Karla Manternach's reflection in Living Faith for 22 June 2007:
"... I too will boast." 2 Corinthians 11:18
In this passage, Paul is defending himself against other, competing missionaries. They have visited the Christian community in Corinth, and they have said some things to discredit them. It is a little bit like reading Paul's resume. And what a laundry list of "relevant experiences": imprisonments, beatings, brushes with death, lashings, encounters with danger of all kinds, sleeplessness, hunger, cold... and oh, how he worries about the churches he has founded!
I get a chuckle out of Paul. He's so passionate. He's so exasperated. But on the other hand, reading this gives me pause. If I were to boast, what would I have to boast about? What are my Christian credentials? What do I have to show for my faith? Before he was through spreading the Gospel, Paul had gotten himself executed. And what about me? I'm not looking to be martyred, but can people even tell by observing my that I am a disciple of Christ? Shouldn't my actions and my attitude at least give them a hint?
Lord Jesus, you are something to boast about. Help me to proclaim your Gospel!
Tue May 15, 2007
ETS President Returns to the Church ("Because truth matters")
An extract from a Washington Post story by Alan Cooperman on May 12, 2007, Evangelical Leader Returns To Catholicism - Move Reflects Narrowing Gap Between Denominations:
The president of the Evangelical Theological Society (ETS), an association of 4,300 Protestant theologians, resigned this month because he has joined the Roman Catholic Church.
The May 5 announcement by Francis J. Beckwith, a tenured associate professor at Baptist-affiliated Baylor University in Waco, Tex., has left colleagues gasping for breath and commentators grasping for analogies... Beckwith, 46, said in a telephone interview that he had expected some repercussions in academic circles but was stunned by the public response. He said strangers have called him at home to berate him, and that his Internet server was overwhelmed by 2,000 e-mails a day to his personal Web site, which in the past seldom generated more than 90 a day.
...Beckwith is not the first, or even the most prominent, evangelical to switch to Catholicism in recent years. Others include Sen. Sam Brownback (R-Kan.), theologian Scott Hahn and the Rev. Richard John Neuhaus, editor of the journal First Things. On the other side of the equation, the Catholic Church has been losing droves of ordinary worshipers to the Pentecostal form of evangelicalism, particularly in Latin America.

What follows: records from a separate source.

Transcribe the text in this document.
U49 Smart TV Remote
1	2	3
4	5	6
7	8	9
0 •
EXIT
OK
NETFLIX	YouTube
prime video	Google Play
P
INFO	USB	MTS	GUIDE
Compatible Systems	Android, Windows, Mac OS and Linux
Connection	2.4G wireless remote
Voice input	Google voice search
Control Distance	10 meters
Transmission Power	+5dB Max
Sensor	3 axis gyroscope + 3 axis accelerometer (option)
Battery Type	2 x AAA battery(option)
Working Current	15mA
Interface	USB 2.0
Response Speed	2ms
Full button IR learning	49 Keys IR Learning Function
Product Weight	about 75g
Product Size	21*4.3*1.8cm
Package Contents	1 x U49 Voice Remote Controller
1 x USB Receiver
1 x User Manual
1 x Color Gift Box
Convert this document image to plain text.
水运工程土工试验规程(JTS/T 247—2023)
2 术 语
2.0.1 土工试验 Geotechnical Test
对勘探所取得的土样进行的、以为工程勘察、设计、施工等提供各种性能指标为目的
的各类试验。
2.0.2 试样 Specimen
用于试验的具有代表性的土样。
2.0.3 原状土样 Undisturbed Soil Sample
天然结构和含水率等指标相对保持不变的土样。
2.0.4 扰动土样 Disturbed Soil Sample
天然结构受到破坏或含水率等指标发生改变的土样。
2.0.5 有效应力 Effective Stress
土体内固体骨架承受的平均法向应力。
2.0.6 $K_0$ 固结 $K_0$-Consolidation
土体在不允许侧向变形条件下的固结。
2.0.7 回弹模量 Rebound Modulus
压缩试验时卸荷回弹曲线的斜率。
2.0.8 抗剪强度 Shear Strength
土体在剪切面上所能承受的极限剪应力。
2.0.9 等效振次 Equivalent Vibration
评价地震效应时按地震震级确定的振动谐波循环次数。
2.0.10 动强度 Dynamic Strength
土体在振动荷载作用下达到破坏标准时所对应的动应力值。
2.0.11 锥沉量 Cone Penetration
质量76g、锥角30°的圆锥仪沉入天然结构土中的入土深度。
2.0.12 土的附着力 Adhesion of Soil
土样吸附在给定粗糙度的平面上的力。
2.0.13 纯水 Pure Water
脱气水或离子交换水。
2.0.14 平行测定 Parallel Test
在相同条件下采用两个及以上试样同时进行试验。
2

Beckwith said his decision reflects how dramatically the divisions between evangelicals and Catholics have narrowed in recent decades, as they have stood shoulder to shoulder on issues such as abortion, same-sex marriage and school vouchers. The stormy reaction, however, is a reminder of the gaps that remain, particularly on such theological questions as whether to baptize infants and how human beings gain "justification," or righteousness in the eyes of God.